Semarang – Jawa Tengah (7/12). Pengembangan usaha peternakan ruminansia, khususnya di sentra padat penduduk sangat dibutuhkan perhatian. Hal ini mengingat limbah peternakan sapi berpotensi mencemari lingkungan. Demikian halnya petani peternak sapi yang tergabung dalam Kelompok Ternak Makmur Bhumi Jaya, Desa Tubanan, Kecamatan Kembang Kabupaten Jepara, yang posisi kandangnya terletak di tengah pemukiman warga.
Ahmad Mufid selaku Ketua Kelompok menjelaskan bahwa kandang kelompoknya berada di padat pemukiman, sehingga limbahnya perlu ditangani secara khusus. “Tahun lalu kami sudah dibantu program Corporate social responsibility (CSR) sebuah perusahaan, dibangunkan digester biogas agar kotoran sapi bisa dimasukkan ke digester. Tetapi tidak tahu masalahnya, ternyata belum berfungsi seperti yang diharapkan.” ungkap Mufid.
Menindaklanjuti permasalahan yang dihadapi petani peternak, Fakultas Peternakan dan Pertanian Undip mengirimkan dua dosennya untuk meninjau lokasi sekaligus memberikan solusinya. Selasa, 6 Desember 2022, Dr. Ir. Marry Christiyanto, M.P., IPM dan Dr. Ir. Cahya Setya Utama, S.Pt., M.Si., IPM berkunjung ke kandang kelompok TBM Jaya. “Banyak yang membangunkan biogas, tetapi peternaknya belum diberikan pemahaman untuk mengoperasionalkan biogas dengan baik dan benar. Ini yang menyebabkan digester biogas yang mangkrak, tidak berfungsi.” jelas Marry Christiyanto.
Digester biogas tidak bisa disamakan sebagai peralatan biasa, karena digester biogas adalah Continous system, yang harus selalu diisi kotoran ternak secara rutin agar dapat berfungsi optimal. Jika berhenti pengisiannya akan mengakibatkan digester berhenti sistemnya dan dibutuhkan biaya besar untuk mengaktifkannya kembali. Sumber permasalahan yang menyebabkan biogas tidak menyala di kompor harus ditemukan sehingga peternak tidak merasa sia-sia melakukan pengisian digester biogas.
Upaya pengolahan limbah peternakan menjadi pupuk organik juga menjadi aspek penting guna meningkatkan pendapatan petani peternak. “Limbah kotoran yang berbau tidak sedap ini nantinya harus berganti menjadi bau uang, dengan syarat pupuk produksi peternak juga harus sudah tidak berbau kotoran lagi, sudah berbau khas fermentasi yang berhasil.” jelas Cahya kepada peternak.
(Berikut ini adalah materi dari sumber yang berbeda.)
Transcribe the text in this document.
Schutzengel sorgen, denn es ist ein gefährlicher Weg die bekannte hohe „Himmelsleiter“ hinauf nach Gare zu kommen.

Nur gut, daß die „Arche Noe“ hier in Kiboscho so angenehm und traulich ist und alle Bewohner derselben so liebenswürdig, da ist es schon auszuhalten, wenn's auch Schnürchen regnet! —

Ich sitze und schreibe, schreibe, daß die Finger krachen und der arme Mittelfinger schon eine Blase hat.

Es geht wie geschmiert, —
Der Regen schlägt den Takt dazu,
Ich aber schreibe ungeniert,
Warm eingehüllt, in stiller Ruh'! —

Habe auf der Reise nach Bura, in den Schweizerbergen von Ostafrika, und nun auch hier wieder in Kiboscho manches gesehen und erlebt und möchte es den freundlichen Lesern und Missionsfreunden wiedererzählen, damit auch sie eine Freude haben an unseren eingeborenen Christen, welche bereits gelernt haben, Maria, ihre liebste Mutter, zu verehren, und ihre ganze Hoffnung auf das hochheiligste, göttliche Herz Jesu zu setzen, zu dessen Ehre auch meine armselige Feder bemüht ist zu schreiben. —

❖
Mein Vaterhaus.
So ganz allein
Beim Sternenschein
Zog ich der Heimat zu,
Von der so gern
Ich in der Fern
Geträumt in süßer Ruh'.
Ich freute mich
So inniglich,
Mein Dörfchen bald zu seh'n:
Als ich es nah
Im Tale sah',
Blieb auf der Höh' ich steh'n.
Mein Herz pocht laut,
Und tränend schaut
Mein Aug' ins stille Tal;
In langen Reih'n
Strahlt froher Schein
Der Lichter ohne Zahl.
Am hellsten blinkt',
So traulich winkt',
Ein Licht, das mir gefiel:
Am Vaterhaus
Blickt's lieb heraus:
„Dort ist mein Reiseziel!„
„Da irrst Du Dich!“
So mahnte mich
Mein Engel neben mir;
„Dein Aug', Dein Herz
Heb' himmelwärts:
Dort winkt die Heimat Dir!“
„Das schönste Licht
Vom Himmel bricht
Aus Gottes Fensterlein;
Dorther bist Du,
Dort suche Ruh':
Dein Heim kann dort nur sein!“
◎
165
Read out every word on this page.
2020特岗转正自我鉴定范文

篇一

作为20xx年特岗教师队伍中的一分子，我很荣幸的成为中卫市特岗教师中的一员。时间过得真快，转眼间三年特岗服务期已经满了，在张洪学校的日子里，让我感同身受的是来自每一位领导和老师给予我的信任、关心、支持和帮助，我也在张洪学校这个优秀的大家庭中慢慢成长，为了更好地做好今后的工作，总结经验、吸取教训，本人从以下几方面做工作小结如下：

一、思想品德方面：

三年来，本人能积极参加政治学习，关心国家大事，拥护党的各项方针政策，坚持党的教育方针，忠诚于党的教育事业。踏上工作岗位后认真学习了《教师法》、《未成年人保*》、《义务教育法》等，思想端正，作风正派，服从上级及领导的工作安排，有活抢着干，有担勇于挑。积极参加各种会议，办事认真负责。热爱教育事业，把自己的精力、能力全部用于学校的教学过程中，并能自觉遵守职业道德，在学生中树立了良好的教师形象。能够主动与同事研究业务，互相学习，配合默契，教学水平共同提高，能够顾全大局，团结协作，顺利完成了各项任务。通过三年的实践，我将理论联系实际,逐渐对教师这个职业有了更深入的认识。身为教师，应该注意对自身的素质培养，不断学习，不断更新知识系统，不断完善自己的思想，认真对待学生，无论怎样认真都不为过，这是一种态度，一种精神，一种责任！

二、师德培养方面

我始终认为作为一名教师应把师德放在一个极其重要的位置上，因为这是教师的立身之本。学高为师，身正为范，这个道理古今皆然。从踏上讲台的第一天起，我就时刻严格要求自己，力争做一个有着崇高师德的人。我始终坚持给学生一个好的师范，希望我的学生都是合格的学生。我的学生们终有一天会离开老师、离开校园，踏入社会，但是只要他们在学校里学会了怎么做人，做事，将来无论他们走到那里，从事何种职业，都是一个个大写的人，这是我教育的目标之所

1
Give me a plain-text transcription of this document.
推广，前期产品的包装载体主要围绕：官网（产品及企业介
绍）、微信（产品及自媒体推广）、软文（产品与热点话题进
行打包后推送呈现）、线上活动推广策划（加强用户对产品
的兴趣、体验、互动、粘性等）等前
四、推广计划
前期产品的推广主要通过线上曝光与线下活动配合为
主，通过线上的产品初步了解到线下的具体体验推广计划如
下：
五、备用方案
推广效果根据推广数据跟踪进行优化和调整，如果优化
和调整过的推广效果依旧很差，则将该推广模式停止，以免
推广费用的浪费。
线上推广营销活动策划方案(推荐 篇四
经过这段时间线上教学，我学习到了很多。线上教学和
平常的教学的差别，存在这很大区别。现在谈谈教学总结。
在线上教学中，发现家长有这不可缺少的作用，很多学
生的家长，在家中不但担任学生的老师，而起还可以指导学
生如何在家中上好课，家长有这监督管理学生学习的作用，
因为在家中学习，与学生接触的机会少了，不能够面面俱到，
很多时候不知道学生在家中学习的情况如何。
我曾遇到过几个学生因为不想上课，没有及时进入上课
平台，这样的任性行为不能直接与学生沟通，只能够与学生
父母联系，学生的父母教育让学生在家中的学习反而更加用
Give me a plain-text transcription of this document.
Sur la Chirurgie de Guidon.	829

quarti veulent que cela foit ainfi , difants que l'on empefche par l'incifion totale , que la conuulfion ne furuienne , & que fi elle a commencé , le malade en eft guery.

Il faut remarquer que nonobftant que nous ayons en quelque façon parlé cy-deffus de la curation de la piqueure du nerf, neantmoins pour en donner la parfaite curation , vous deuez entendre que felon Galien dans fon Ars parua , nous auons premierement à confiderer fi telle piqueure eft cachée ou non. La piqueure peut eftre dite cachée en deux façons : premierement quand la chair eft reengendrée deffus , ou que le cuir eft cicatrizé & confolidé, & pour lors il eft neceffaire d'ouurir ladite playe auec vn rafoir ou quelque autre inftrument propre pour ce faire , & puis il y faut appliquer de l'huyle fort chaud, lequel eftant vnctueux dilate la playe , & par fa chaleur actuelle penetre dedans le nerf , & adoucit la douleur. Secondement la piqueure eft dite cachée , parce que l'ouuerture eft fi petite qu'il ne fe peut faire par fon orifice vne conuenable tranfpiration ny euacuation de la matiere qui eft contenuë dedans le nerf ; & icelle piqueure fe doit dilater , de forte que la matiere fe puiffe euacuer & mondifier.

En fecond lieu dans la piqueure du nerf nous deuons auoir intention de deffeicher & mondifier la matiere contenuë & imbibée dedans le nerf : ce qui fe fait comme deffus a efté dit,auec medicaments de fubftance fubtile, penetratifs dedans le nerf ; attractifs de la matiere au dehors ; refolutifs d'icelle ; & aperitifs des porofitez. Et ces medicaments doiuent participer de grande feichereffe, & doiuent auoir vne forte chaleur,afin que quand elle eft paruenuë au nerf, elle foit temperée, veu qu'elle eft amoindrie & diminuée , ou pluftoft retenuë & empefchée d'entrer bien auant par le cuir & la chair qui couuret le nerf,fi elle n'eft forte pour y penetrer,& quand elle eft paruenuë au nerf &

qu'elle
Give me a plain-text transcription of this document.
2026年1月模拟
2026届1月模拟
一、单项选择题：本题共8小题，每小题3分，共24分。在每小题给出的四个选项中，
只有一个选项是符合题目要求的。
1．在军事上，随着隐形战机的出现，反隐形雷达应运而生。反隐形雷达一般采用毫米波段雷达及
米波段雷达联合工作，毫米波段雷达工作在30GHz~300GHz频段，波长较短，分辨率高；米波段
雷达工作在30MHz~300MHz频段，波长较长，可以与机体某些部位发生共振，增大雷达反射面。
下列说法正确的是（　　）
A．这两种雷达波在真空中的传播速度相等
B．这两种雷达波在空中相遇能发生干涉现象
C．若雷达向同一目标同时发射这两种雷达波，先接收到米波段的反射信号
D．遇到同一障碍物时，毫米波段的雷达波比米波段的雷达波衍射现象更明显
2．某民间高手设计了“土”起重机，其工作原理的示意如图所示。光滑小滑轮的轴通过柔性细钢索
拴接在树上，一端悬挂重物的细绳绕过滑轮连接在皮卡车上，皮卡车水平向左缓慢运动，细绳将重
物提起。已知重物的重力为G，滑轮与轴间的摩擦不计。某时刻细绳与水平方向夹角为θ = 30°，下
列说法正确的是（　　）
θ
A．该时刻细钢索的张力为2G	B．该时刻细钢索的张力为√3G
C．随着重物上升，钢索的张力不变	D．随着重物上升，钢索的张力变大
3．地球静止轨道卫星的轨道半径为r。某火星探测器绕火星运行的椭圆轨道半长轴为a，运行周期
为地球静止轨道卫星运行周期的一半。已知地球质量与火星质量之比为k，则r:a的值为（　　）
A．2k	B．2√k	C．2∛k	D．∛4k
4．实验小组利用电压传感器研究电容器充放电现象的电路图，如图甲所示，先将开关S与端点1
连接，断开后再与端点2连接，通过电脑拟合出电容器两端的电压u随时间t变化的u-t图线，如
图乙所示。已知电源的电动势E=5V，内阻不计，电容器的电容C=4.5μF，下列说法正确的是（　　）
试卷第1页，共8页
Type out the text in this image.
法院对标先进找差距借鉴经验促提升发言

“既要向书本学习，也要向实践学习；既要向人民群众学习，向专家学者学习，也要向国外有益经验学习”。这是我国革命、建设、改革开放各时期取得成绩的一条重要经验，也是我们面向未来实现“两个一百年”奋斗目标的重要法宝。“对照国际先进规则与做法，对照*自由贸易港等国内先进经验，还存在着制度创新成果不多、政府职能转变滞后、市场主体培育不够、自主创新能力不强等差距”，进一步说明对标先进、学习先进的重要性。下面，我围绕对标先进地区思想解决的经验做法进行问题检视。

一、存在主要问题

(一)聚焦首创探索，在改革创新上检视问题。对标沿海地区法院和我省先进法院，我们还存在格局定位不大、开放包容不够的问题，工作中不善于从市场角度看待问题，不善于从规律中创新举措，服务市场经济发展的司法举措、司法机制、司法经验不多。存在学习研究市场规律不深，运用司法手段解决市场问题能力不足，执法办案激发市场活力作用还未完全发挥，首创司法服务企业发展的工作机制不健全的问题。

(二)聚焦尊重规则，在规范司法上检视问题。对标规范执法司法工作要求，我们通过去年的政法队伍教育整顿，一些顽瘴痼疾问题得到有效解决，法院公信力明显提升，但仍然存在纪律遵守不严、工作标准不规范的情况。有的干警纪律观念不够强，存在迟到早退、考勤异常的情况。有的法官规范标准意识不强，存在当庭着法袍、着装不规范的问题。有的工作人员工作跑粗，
Proses fermentasi kotoran ternak (padat dan cair) melalui fermentasi terkendali dengan bahan bahan yang mudah diperoleh, akan menghasilkan pupuk organik berkualitas yang akan mudah dipasarkan dan diterima oleh konsumen.
“Kami menjadi sangat faham banyak hal dengan kehadiran Tim dari FPP Undip dan semoga ada kegiatan pendampingan berkelanjutan ke kelompok kami, agar peternak mendapatkan hasil optimal dari beternak.” kata Mufid. Segala bentuk bantuan termasuk introduksi teknologi tepat guna akan dapat efektif dan berdaya guna jika dibarengi dengan program pendampingan berkelanjutan. Kerjasama antara Perguruan Tinggi dengan CSR Perusahaan dan peternak akan mempercepat tercapainya peningkatan kesejahteraan masyarakat.